2) Marquette's success was in part due to not having the overhand of a tradition of discrimination against minority athletes. Several strong programs of the era, including Louisville, UCLA, North Carolina, were also spportive to African American athletes. At Marquette, McGuire's willingness to recruit regardless of color meant that we were stronger and it meant that when Al walked up to a prospect's door, Al was taken very seriously. By the late 1970s, the discrimination that had plagued college basketball was broken (even in the SEC) and the players Marquette had relatively to itself were being heavily recruited by the Big East teams (which did not exist before 1979).

3) Part of Marquette's success came from the fact that there were comparatively few teams playing high level Division 1 basketball. Through the 1970s, the NCAA was a quaint 24 to 32 team tournament. The first round generally was not competitive and to get to the Final Four required, for MU, three wins and two wins for a conference team. There were probably 100 to 125 Division 1 programs at the time and probably only about 40 that played at a true championship level (which is one of the big reasons UCLA won year after year after year). By contrast, there is probably 300 Division 1 teams today and 75 to 100 that legitimately play at a level worthy of some consideration for a post-season tournament.

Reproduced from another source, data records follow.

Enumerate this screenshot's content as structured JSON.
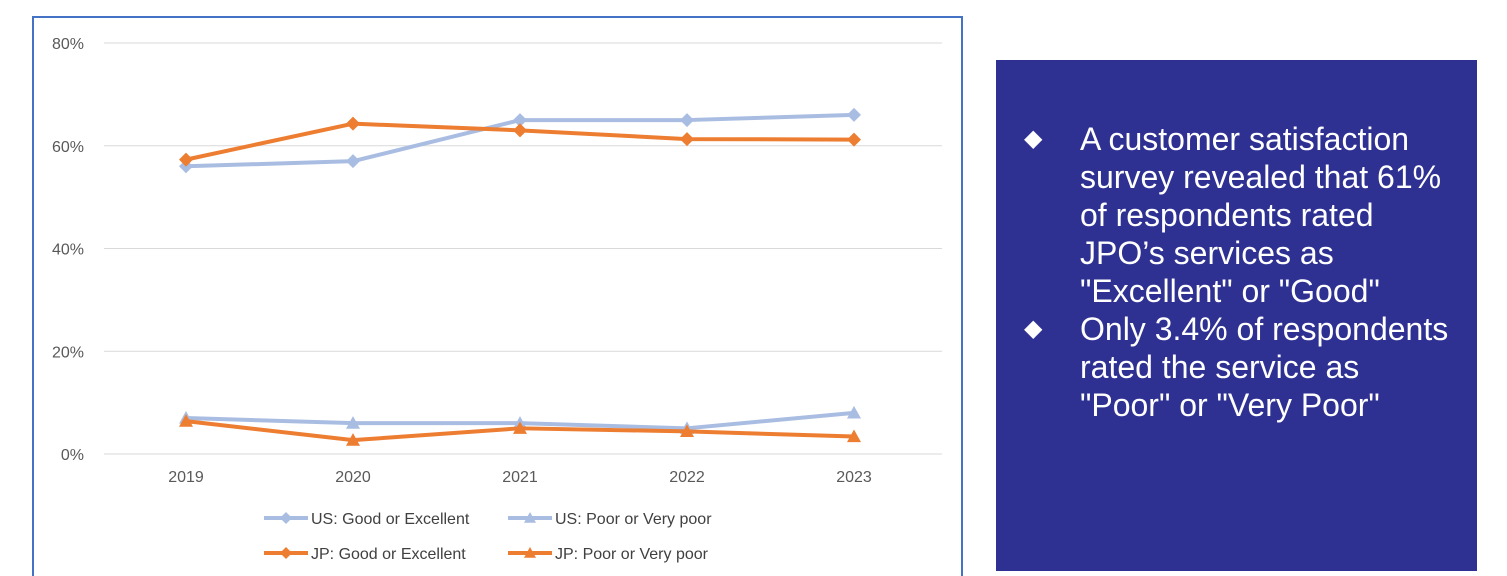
{
  "chart_data": {
    "type": "line",
    "x": [
      "2019",
      "2020",
      "2021",
      "2022",
      "2023"
    ],
    "ylim": [
      0,
      80
    ],
    "yticks": [
      "0%",
      "20%",
      "40%",
      "60%",
      "80%"
    ],
    "grid": true,
    "legend_position": "bottom",
    "series": [
      {
        "name": "US: Good or Excellent",
        "values": [
          56,
          57,
          65,
          65,
          66
        ],
        "color": "#a9bde2",
        "marker": "diamond"
      },
      {
        "name": "US: Poor or Very poor",
        "values": [
          7,
          6,
          6,
          5,
          8
        ],
        "color": "#a9bde2",
        "marker": "triangle"
      },
      {
        "name": "JP: Good or Excellent",
        "values": [
          57.3,
          64.3,
          63,
          61.3,
          61.2
        ],
        "color": "#ed7d31",
        "marker": "diamond"
      },
      {
        "name": "JP: Poor or Very poor",
        "values": [
          6.4,
          2.7,
          5,
          4.4,
          3.4
        ],
        "color": "#ed7d31",
        "marker": "triangle"
      }
    ]
  },
  "panel": {
    "background": "#2e3192",
    "bullets": [
      {
        "icon": "diamond-bullet-icon",
        "text": "A customer satisfaction survey revealed that 61% of respondents rated JPO’s services as \"Excellent\" or \"Good\""
      },
      {
        "icon": "diamond-bullet-icon",
        "text": "Only 3.4% of respondents rated the service as \"Poor\" or \"Very Poor\""
      }
    ]
  }
}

In short, there were systematic factors well beyond Marquette's control that made them great in the 1970s. Not that any of us were complaining, but I will suggest the schedule is a lot tougher today; more teams compete for a comparable number of athletes; and, the challenge of the NCAA is as tough as ever. Given the comparative level of competition, in some ways the Dwayne Wade Final Four in 2003 was a tougher accomplishment than the NCAA Championship in 1977. I'll take 'em both, I might add.

jpudner said...

I do agree completely, and that is part of why I believe the current guys are underrated by many. I love the NIT champs obviously, but they did not play a single ranked team - again not complaining - but the current guys have beaten 10 ranked teams in three years. Only the 1994-96 team beat more top 10 teams. Thanks for all of you that came or have bought books, I got a call from the publisher to say that on-line sales were really starting to pop, so those books will be to you in a couple of weeks and I plan to be back on campus before long.

Championships Matter said...

Thanks for the agreement and I second your thought about how tough, all-in, this current crop of Warriors has been. I would add though that one of the great mysteries in life is why the Jesuits-in-charge let the program go to the dogs -- or the Dukiets -- in the 1980s.

One of the truly boneheaded decisions Marquette ever made was first retaining and then sticking with Hank Raymonds. Hank was and is a wonderful man who was a great assistant coach. He had no business replacing Al. And when the program eroded beginning in the early 1980s and reached rock bottom by the late 1980s, the university did a typically Catholic thing and blamed everyone but themselves.

Coming off an NCAA Championship and the best record except for UCLA in the decade, Marquette could have had anyone they wanted except, perhaps, Dean Smith. Instead, they hired Hank and began a 15-year downward spiral and 25 years of malaise that only now is truly in process of being turned around.

North Carolina honored Dean Smith Assistant Bill Gutridge by making him head coach when Dean retired. Somewhere along the line, somebody got smart and realized they weren't going to be at a championship level with Gutridge at the controls and honorably and classily replaced him. By 1981, Marquette should have done the same with Hank.

The good news is that we're off to a red hot start with Coach Buzz Williams. If he can coach half as well as he appears to be recruiting, the succession problem won't be an issue this time.